The Faculty of Medicine in Argentina, for example, with great world-famous doctors, also began to have a social focus from the perspective of the students: medicine as a social element, with some very important doctors like Juan B. Justo , who was the founder of the Socialist Party in Argentina, who spoke of addressing social problems as a preventive element.

It was a revolutionary fact that, a few years later, in 1948, with Peronism, it had the addition of free university studies, which increased enrollment much more, something strange for a third world country.

Today there are more than 60 universities in Argentina that are free and that is very rare in the global context, where university studies are usually very expensive and for few people.

In addition to Latin American students, whose tradition of studies in Argentina can even be traced back to that Córdoba of 1918, in recent years we have had up to 20% of European students coming to Argentine universities. And I’m talking about countries like Germany, Spain, France and Italy that come here in search of academic excellence.

This is good news in the midst of this permanent crisis in which we live, the maintenance of this academic excellence, which often has much more to do with the will of teachers and academic bodies than with governments, because there is always a lack of budget, a lack of resources.

In Latin America we tend to think, when we talk about Argentina, that everything happens in Buenos Aires. Why was the movement born in Córdoba?

Córdoba was the first Argentine university.

Founded by the Jesuits, this university served the needs of the north-central part of the country, which is an immense territory, which included the coastal provinces, the northern provinces and, of course, neighboring countries such as Chile, Bolivia, Peru and others.

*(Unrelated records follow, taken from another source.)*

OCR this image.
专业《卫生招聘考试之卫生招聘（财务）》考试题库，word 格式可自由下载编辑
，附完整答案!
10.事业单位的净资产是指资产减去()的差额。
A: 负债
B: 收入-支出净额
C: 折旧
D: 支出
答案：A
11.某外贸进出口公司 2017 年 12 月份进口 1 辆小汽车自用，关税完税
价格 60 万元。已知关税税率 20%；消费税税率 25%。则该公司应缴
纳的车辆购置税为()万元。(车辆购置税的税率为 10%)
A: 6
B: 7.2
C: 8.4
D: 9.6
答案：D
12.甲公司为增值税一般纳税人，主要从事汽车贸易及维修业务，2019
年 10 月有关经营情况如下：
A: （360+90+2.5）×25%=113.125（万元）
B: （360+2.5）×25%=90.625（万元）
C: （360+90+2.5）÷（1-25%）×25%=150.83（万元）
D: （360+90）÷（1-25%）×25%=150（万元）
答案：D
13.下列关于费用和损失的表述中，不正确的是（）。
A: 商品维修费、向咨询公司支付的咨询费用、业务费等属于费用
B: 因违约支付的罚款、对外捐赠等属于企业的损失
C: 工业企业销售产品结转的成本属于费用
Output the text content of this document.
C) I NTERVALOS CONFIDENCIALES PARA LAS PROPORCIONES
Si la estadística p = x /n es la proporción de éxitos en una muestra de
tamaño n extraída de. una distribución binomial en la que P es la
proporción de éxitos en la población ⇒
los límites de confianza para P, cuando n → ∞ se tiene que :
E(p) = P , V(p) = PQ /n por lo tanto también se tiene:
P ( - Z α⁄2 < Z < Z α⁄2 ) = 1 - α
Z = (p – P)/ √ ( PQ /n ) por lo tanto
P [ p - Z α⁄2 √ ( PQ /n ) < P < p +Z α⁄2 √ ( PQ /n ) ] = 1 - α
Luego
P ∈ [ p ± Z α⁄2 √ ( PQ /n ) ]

Of great academic quality, it had been transformed – and this was one of the points of the students in 1918 – into a very conservative center, with a strong presence of the church, with very reactionary study programs.

Then there was an enrollment that was growing, but with a strong discontent of the students around what was being taught in that university, an aristocratic system of inheritance of chairs and against all that was the reform.

That is why, among many things, the academic contests and the change in the study plans were established.